A Decade is not Enough | Teen Ink

A Decade is not Enough

January 5, 2010
By Alexia Haidemenos SILVER, Hartland, Wisconsin
Alexia Haidemenos SILVER, Hartland, Wisconsin
5 articles 0 photos 0 comments

For fifteen years my mom worked an eight hour day starting at 5:00 am opening our family-owned Greek restaurant. After waiting on 30 tables a day, she still glowed when she got home. Here, she started her second shift: cleaning up our toys left to be stepped upon, scrubbing our three bathrooms until they reeked of bleach, and always making sure dinner was on the table. She was transportation for soccer practice on Monday and Wednesday for me and Tuesday and Thursday for Nina.

Nina and I were bathing in the tub, laughing and squirting bubbles in each other’s eyes when our parents entered our sanctuary.
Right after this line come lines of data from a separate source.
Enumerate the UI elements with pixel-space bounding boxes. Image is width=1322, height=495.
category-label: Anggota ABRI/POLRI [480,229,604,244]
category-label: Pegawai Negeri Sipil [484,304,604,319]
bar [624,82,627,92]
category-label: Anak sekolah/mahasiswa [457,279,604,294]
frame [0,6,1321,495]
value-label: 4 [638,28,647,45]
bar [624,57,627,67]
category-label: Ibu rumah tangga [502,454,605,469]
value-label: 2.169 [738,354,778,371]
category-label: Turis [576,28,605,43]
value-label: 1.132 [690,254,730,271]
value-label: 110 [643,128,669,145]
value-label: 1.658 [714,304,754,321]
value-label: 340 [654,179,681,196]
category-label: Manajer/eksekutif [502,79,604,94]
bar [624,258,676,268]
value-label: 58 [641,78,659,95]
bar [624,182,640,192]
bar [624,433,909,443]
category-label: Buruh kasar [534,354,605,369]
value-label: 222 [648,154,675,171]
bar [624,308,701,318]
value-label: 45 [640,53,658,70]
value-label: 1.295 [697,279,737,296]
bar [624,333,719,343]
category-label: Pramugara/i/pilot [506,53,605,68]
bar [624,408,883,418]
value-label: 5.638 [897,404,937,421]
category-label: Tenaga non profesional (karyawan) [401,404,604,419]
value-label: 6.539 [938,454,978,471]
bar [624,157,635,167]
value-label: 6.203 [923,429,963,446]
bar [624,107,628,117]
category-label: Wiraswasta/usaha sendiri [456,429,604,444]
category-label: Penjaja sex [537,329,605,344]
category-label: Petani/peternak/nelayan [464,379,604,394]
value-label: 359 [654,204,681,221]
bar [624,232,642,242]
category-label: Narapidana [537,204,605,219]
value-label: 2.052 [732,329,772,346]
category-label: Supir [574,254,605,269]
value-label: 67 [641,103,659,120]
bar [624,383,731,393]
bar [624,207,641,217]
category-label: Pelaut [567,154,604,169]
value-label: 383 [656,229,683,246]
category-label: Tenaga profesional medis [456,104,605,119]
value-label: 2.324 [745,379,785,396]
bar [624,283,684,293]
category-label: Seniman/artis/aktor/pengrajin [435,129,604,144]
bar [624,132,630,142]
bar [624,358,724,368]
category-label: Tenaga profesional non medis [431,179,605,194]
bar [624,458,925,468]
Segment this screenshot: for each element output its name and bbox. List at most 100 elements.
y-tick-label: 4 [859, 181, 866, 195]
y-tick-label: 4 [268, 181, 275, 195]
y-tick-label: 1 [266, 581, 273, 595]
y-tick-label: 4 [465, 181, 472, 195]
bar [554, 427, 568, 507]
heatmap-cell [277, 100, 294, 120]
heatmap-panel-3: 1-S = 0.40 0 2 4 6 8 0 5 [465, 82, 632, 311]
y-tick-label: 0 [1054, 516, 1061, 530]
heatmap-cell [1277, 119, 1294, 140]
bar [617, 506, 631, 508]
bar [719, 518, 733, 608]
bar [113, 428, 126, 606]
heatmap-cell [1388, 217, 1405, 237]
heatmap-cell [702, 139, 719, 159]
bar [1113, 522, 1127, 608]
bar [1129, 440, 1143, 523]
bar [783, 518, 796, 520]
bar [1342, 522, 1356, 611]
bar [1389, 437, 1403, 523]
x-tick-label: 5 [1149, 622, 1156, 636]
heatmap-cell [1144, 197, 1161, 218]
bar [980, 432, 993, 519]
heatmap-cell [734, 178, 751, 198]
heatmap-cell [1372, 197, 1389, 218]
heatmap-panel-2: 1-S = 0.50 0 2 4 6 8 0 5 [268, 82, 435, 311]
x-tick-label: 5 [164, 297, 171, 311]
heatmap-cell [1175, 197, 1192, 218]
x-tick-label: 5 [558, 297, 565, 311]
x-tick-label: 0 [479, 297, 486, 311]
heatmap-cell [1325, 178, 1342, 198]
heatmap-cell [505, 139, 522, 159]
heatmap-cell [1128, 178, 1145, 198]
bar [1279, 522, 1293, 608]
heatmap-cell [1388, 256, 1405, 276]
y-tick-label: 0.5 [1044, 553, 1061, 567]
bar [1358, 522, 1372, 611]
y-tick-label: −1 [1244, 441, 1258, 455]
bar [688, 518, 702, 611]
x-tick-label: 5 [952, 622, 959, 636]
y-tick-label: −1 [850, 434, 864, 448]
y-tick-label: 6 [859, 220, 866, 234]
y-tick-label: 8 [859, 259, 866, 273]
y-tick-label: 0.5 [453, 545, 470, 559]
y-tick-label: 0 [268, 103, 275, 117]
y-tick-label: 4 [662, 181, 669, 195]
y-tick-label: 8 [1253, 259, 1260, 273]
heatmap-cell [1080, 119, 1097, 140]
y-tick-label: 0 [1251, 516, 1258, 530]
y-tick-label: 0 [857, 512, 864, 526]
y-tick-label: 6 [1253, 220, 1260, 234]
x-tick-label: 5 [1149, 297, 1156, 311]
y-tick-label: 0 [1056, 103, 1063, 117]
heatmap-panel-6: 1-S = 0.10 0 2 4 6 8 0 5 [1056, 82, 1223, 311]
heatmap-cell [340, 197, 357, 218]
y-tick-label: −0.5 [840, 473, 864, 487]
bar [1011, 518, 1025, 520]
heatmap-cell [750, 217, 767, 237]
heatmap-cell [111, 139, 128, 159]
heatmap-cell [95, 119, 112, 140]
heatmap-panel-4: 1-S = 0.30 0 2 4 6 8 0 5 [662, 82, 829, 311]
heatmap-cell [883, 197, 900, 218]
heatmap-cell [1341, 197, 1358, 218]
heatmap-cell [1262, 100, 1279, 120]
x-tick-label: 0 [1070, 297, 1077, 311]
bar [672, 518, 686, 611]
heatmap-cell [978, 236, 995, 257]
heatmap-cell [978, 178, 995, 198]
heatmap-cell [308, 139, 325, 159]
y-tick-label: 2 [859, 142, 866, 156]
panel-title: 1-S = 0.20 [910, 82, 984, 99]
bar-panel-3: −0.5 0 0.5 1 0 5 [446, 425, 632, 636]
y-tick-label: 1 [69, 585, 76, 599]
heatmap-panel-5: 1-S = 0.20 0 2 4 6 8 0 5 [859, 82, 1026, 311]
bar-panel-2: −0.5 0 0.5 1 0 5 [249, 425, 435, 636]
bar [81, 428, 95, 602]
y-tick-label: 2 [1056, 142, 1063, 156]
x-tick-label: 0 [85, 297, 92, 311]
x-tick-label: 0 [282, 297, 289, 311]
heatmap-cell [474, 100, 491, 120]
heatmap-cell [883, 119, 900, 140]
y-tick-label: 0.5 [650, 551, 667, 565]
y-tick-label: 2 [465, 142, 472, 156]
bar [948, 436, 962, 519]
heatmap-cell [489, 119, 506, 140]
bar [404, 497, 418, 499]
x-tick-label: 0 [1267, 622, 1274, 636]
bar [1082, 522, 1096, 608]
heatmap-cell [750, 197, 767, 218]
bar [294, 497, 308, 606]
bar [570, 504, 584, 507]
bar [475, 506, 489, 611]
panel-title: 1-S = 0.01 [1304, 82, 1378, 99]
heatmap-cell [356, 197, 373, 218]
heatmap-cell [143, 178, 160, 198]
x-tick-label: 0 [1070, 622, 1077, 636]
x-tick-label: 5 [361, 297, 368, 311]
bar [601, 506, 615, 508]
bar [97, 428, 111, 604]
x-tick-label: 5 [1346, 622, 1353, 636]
My dad’s voice cracked when he started to speak; he couldn’t finish his words. Instead, my mom told us she was diagnosed with stage four cancer. I was eight and her words were foreign to me, but when I looked at my partner in crime, her expression made my insides tighten.

A week later, my mom came to get me from my neighbor’s house. When I ran up from the basement, I didn’t recognize the woman at the top of the staircase. Dark circles surrounded her eyes, her hand was fidgeting, and worst of all… a doll-like wig draped over her once silky blonde hair. That woman was my mom.

I tried to help the situation. When I got home from school, I headed strait up to my mom’s bedroom and offered a foot massage. Everyday. She eternally declined. Although she tried to refuse my services, I continuously had the laundry running and my outfits picked out for the next morning. If my mom was napping, I made sure to take down her phone messages in my neatest penmanship with accurate digits. Our final days together were spent wrapped up in her “bear blanket” and king size bed watching Lifetime Movie Network.

“Lex, we have to go,” my cousin quietly mumbled.

“Why, Les? The movie is about to start and we just got here,” I whispered.

Even in that dark theatre, I could slowly see one tear, black with mascara, run down her solemn face. I don’t remember exactly how the rest of that afternoon went, but I cannot forget how swollen and pink my face became after crying for three strait days up until my mom’s funeral. Her battle was lost to breast cancer at age 43 and mine was just beginning. It was my second year of junior high.

My mother was the most influential person in my life. She encouraged me to not be scared on my first day of Greek Camp. She taught me how to ride my bike. She portrayed the true meaning of warmth. Although I only knew her for eleven years, I was fortunate enough to spend those years as her daughter.